Question

Find the point on the line -6x + 3y + 2 = 0 which is closest to the point (0,-3)

Answer 1

(-14/15, -114/45)

Explanation:

The shortest distance between a given point and a line is the perpendicular segment from the closest point on the line to that given point. Therefore, if we get the given equation to be in slope-intercept form and then find the line perpendicular to it that also passes (0,-3), we'll be able to see what the closest point is.

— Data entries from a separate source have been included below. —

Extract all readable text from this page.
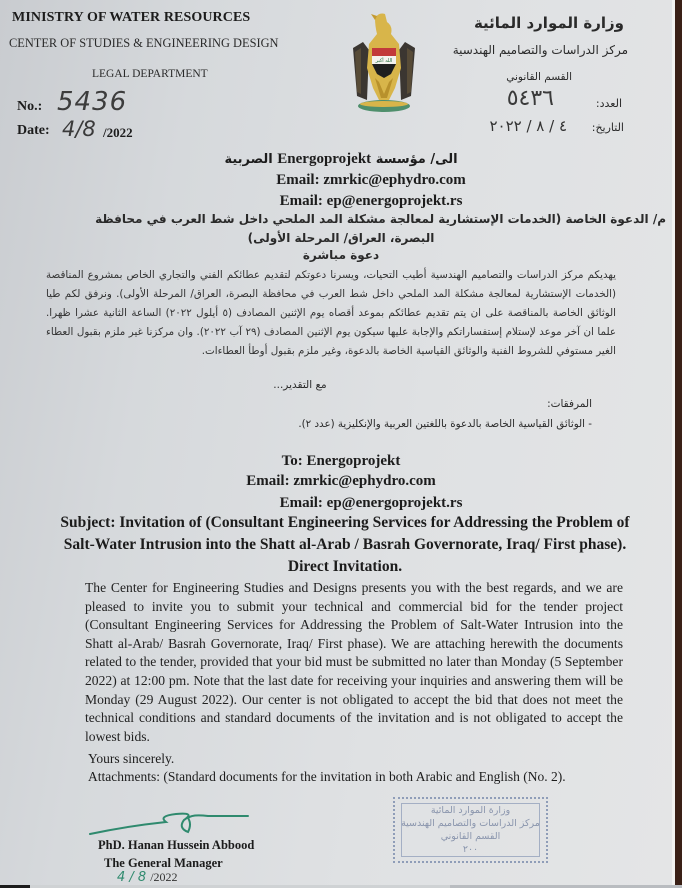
MINISTRY OF WATER RESOURCES
CENTER OF STUDIES & ENGINEERING DESIGN
LEGAL DEPARTMENT
No.: 5436
Date: 4/8 /2022
الله أكبر
وزارة الموارد المائية
مركز الدراسات والتصاميم الهندسية
القسم القانوني
العدد:
٥٤٣٦
التاريخ:
٤ / ٨ / ٢٠٢٢
الى/ مؤسسة Energoprojekt الصربية
Email: zmrkic@ephydro.com
Email: ep@energoprojekt.rs
م/ الدعوة الخاصة (الخدمات الإستشارية لمعالجة مشكلة المد الملحي داخل شط العرب في محافظة
البصرة، العراق/ المرحلة الأولى)
دعوة مباشرة
يهديكم مركز الدراسات والتصاميم الهندسية أطيب التحيات، ويسرنا دعوتكم لتقديم عطائكم الفني والتجاري الخاص بمشروع المناقصة (الخدمات الإستشارية لمعالجة مشكلة المد الملحي داخل شط العرب في محافظة البصرة، العراق/ المرحلة الأولى). ونرفق لكم طيا الوثائق الخاصة بالمناقصة على ان يتم تقديم عطائكم بموعد أقصاه يوم الإثنين المصادف (٥ أيلول ٢٠٢٢) الساعة الثانية عشرا ظهرا. علما ان آخر موعد لإستلام إستفساراتكم والإجابة عليها سيكون يوم الإثنين المصادف (٢٩ آب ٢٠٢٢). وان مركزنا غير ملزم بقبول العطاء الغير مستوفي للشروط الفنية والوثائق القياسية الخاصة بالدعوة، وغير ملزم بقبول أوطأ العطاءات.
مع التقدير...
المرفقات:
- الوثائق القياسية الخاصة بالدعوة باللغتين العربية والإنكليزية (عدد ٢).
To: Energoprojekt
Email: zmrkic@ephydro.com
Email: ep@energoprojekt.rs
Subject: Invitation of (Consultant Engineering Services for Addressing the Problem of Salt-Water Intrusion into the Shatt al-Arab / Basrah Governorate, Iraq/ First phase). Direct Invitation.
The Center for Engineering Studies and Designs presents you with the best regards, and we are pleased to invite you to submit your technical and commercial bid for the tender project (Consultant Engineering Services for Addressing the Problem of Salt-Water Intrusion into the Shatt al-Arab/ Basrah Governorate, Iraq/ First phase). We are attaching herewith the documents related to the tender, provided that your bid must be submitted no later than Monday (5 September 2022) at 12:00 pm. Note that the last date for receiving your inquiries and answering them will be Monday (29 August 2022). Our center is not obligated to accept the bid that does not meet the technical conditions and standard documents of the invitation and is not obligated to accept the lowest bids.
Yours sincerely.
Attachments: (Standard documents for the invitation in both Arabic and English (No. 2).
PhD. Hanan Hussein Abbood
The General Manager
4 / 8 /2022
وزارة الموارد المائية
مركز الدراسات والتصاميم الهندسية
القسم القانوني
٢٠٠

Original line in slope-intercept form

`-6x+3y+2=0\\3y+2=6x\\3y=6x-2\\y=2x-(2)/(3)`

Perpendicular line that passes through (0,-3)

`y=-(1)/(2)x+b\\-3=-(1)/(2)(0)+b\\-3=b\\\\y=-(1)/(2)x-3`

Find where both lines intersect

`2x-(2)/(3)=-(1)/(2)x-3\\12x-4=-3x-18\\15x-4=-18\\15x=-14\\x=-(14)/(15)\\\\-6x+3y+2=0\\-6(-(14)/(15))+3y+2=0\\(84)/(15)+3y+2=0\\(114)/(15)=-3y\\y=-(114)/(45)`

Therefore, the point on the line -6x + 3y + 2 = 0 which is closest to the point (0,-3) would be (-14/15, -114/45).